Quoting sources by Sinchew Daily, Sinar reported buyers could look forward to savings of RM300 to RM2,000 for their purchases, depending on whether the vehicle is imported or local.
Rafizi said Najib had copied Pakatan’s proposals in the ruling party’s own manifesto for the 13th general election by saying if elected, BN would cut car prices by 30 percent in stages.
“When they were attacking me, they were also stealing my ideas,” said Rafizi.
“Now Najib has copied my idea again but will not admit it,” he added.
Ironically, the critic reported by Utusan at the time was former Umno veteran Dr Mahathir Mohamad, who has since quit Umno and joined hands with the opposition to challenge BN’s grip on power.
‘Too proud to implement’
Rafizi, who is PKR secretary-general, said it was “regrettable” that Najib refuses to “put the people first and stop politicking valuable suggestions by Pakatan Harapan”.
He said BN ministers know their ideas are beneficial to the people and economy but are too arrogant to admit the fact.
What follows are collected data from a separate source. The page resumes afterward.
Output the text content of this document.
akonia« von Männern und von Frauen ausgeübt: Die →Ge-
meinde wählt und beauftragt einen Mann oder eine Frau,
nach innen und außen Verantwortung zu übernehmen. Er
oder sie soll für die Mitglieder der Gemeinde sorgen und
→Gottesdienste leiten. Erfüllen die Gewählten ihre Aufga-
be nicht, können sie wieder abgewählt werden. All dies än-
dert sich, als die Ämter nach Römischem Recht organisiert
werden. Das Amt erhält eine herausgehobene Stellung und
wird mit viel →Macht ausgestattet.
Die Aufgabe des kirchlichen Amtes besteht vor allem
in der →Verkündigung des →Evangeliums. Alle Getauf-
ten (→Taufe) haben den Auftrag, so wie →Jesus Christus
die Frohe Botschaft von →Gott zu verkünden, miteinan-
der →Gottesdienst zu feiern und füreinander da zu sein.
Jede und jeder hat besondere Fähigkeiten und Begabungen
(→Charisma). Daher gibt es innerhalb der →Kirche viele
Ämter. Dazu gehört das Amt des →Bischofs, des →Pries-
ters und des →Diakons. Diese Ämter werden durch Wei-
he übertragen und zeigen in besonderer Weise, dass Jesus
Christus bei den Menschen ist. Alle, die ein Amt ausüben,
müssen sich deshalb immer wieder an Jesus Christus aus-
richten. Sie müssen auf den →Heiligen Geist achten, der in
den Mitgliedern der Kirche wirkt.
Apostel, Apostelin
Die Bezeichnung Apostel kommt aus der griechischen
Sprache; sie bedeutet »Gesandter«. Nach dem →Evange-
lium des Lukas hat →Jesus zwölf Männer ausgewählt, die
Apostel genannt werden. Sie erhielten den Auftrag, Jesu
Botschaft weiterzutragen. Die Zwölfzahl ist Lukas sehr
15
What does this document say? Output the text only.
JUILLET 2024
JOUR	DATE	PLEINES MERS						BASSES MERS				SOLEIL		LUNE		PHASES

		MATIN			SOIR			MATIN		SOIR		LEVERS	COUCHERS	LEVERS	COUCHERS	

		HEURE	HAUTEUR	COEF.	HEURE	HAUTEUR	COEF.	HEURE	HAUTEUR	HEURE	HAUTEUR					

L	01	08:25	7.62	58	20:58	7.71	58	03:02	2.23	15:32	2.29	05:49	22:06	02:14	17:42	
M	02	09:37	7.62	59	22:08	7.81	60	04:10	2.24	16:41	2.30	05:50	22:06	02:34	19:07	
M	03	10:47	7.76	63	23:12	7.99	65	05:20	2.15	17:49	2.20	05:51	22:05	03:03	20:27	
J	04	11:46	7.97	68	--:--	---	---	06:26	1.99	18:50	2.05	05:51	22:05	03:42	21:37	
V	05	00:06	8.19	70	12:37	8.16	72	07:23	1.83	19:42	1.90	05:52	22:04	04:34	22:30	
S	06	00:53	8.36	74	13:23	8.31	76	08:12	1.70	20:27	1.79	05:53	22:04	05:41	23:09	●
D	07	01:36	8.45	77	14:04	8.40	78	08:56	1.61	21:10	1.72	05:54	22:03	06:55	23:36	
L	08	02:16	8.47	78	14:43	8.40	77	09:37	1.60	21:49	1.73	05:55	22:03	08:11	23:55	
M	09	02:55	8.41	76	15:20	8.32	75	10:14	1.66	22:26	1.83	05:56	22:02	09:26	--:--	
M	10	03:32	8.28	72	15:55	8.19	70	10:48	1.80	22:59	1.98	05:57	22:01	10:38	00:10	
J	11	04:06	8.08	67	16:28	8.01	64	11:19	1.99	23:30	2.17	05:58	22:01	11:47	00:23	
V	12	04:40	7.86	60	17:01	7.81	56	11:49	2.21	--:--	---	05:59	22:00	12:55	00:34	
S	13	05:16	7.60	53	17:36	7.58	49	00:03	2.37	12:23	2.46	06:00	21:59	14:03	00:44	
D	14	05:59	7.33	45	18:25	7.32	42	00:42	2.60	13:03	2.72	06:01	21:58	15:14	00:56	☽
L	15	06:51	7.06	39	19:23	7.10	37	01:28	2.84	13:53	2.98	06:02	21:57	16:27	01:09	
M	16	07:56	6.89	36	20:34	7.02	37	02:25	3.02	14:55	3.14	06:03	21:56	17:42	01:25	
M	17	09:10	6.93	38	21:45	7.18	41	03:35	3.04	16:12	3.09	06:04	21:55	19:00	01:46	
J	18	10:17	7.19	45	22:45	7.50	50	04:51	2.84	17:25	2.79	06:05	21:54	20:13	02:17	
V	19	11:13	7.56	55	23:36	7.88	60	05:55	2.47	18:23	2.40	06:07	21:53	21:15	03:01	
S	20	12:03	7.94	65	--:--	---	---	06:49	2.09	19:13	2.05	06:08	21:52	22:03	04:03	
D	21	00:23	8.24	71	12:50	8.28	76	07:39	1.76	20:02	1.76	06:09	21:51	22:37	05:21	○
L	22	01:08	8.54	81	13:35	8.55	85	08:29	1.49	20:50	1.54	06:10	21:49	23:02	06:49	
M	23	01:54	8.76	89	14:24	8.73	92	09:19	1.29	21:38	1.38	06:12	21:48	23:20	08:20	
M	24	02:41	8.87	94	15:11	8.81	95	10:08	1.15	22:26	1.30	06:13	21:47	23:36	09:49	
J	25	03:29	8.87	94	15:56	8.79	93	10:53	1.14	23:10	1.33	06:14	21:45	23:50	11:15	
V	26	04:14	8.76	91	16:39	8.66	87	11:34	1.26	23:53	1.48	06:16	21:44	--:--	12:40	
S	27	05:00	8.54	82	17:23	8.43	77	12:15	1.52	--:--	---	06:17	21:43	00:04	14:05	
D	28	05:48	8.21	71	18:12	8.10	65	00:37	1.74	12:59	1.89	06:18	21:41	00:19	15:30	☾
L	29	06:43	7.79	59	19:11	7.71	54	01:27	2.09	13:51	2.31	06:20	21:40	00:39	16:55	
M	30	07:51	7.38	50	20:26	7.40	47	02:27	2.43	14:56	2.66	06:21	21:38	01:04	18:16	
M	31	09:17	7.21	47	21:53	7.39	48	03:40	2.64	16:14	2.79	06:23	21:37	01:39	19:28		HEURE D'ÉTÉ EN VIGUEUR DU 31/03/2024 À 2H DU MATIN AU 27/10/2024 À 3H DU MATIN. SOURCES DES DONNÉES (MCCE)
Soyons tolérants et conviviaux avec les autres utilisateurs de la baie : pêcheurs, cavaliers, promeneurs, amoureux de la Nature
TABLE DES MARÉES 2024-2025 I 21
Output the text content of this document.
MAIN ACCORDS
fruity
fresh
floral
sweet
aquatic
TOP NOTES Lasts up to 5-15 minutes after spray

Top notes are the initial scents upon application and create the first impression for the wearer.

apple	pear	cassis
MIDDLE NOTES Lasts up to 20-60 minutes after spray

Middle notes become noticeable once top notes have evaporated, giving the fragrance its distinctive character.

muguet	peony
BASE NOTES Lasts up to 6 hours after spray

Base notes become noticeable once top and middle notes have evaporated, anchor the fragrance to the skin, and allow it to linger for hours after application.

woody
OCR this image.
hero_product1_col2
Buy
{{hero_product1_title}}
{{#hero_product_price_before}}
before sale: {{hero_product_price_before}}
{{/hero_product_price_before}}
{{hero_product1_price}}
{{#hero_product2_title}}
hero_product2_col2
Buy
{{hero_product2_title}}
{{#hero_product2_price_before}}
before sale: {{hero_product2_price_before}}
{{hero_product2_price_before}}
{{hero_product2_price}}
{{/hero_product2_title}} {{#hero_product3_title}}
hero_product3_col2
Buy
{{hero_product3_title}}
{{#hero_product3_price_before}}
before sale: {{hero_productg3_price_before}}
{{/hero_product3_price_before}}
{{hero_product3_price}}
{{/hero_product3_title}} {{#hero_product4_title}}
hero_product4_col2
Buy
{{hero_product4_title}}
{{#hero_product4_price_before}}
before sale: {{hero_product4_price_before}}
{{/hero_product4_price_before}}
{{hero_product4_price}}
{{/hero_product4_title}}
“Because of their arrogance, our suggestions were not implemented earlier, that is in 2012 when I first suggested it; instead we have to wait five years till 2017.”
The MP added that the reported Budget 2017 provision is but a small part of the overall suggestion to cut vehicle taxes and make cars more affordable to the struggling populace.
Excise taxes, he said, should not be levied on the lower class vehicles but luxury vehicles.
“My advice to Najib – if you want to copy, then copy the whole thing and not just a portion.”